School staff win protective award after redundancy consultation failure

Former employees of Queensmead School Limited have secured a 90-day protective award after the company failed to consult them properly before making them redundant.

1 min read · Last updated 18 May 2026

Case details

Key facts

  • The claimants were employed by Queensmead School Limited and dismissed by reason of redundancy on 31 January 2019.
  • The respondent entered administration on 8 April 2019 and a company voluntary arrangement on 23 March 2021.
  • The respondent failed to fully inform and consult with the claimants under sections 188 and 188A of the Trade Union and Labour Relations (Consolidation) Act 1992.
  • The tribunal made a protective award for a protected period of 90 days from the termination date.
  • One claimant, Patricia Keen, was awarded a statutory redundancy payment of £3,810.

Timeline

  1. Dismissal by reason of redundancy

    All claimants were dismissed by the respondent due to redundancy.

  2. Joint administrators appointed

    Simon Underwood and Laurence Pagden were appointed as joint administrators of the respondent.

  3. Company voluntary arrangement entered

    The respondent entered a CVA, ending administration, and the joint administrators became joint supervisors.

  4. Judgment by consent

    Employment Judge Hawksworth made a judgment by consent, granting a protective award of 90 days and a statutory redundancy payment to one claimant.

The outcome

The tribunal made a protective award in favour of all claimants for a protected period of 90 days, starting from the termination date (31 January 2019).

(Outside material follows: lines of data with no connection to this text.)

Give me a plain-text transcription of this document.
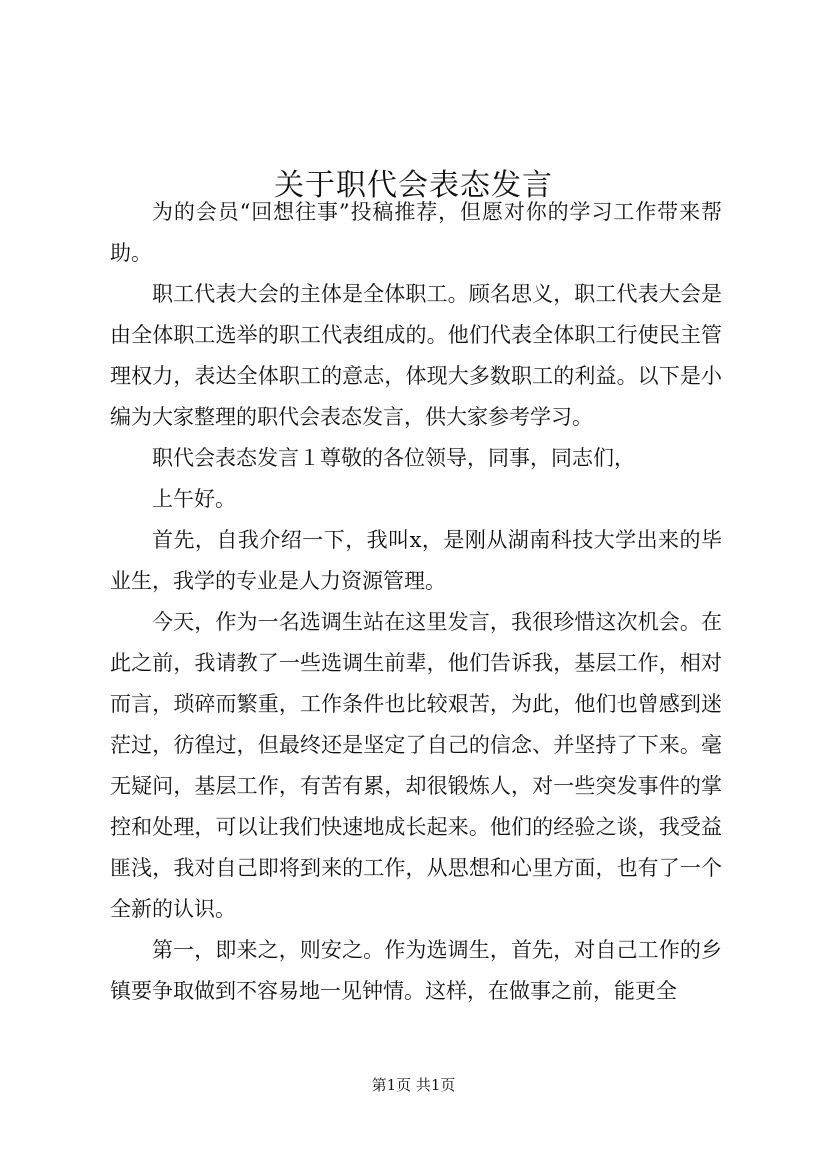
关于职代会表态发言

为的会员“回想往事”投稿推荐，但愿对你的学习工作带来帮助。

职工代表大会的主体是全体职工。顾名思义，职工代表大会是由全体职工选举的职工代表组成的。他们代表全体职工行使民主管理权力，表达全体职工的意志，体现大多数职工的利益。以下是小编为大家整理的职代会表态发言，供大家参考学习。

职代会表态发言１尊敬的各位领导，同事，同志们，

上午好。

首先，自我介绍一下，我叫x，是刚从湖南科技大学出来的毕业生，我学的专业是人力资源管理。

今天，作为一名选调生站在这里发言，我很珍惜这次机会。在此之前，我请教了一些选调生前辈，他们告诉我，基层工作，相对而言，琐碎而繁重，工作条件也比较艰苦，为此，他们也曾感到迷茫过，彷徨过，但最终还是坚定了自己的信念、并坚持了下来。毫无疑问，基层工作，有苦有累，却很锻炼人，对一些突发事件的掌控和处理，可以让我们快速地成长起来。他们的经验之谈，我受益匪浅，我对自己即将到来的工作，从思想和心里方面，也有了一个全新的认识。

第一，即来之，则安之。作为选调生，首先，对自己工作的乡镇要争取做到不容易地一见钟情。这样，在做事之前，能更全

第1页 共1页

  • The respondent failed to fully inform and consult with the claimants under sections 188 and 188A of the Trade Union and Labour Relations (Consolidation) Act 1992.
  • One claimant, Patricia Keen, was also awarded a statutory redundancy payment of £3,810.
  • No costs or fees were ordered; each party bears its own costs.

Lessons & takeaways

  • Employers proposing 20 or more redundancies within 90 days must inform and consult with affected employees or their representatives, or risk a protective award of up to 90 days' pay.
  • A protective award is a 'day one' right – employees do not need a minimum length of service to claim for failure to consult.
  • Even if a company enters administration or a company voluntary arrangement, the obligation to consult may still be enforced against the company or its representatives.
  • A consent judgment can be a practical way to resolve protective award claims without a full hearing, saving time and costs for both sides.

What this case shows in practice

This case highlights the importance of proper redundancy consultation, even when a school is facing financial difficulties. The former employees of Queensmead School Limited were dismissed by reason of redundancy on 31 January 2019, but the employer failed to fully inform and consult them as required by law. The tribunal approved a consent judgment granting a protective award of 90 days' pay to all claimants.

What the employer could have done differently

Queensmead School Limited could have avoided this outcome by conducting meaningful consultation with the affected employees or their representatives before making redundancies. Even if the company was in financial trouble, the legal duty to consult under sections 188 and 188A of the Trade Union and Labour Relations (Consolidation) Act 1992 applies when 20 or more redundancies are proposed within 90 days. Proper consultation includes providing information about the reasons for redundancies, the number affected, and exploring alternatives.

Why the result matters

This case is a reminder that protective awards are a 'day one' right – employees do not need a minimum length of service to claim for failure to consult. The award of 90 days' pay reflects the serious nature of the breach. Even though the company entered administration and later a company voluntary arrangement, the claimants were able to secure compensation. The consent judgment also included a statutory redundancy payment of £3,810 for one claimant, Patricia Keen, based on her age, service, and weekly pay.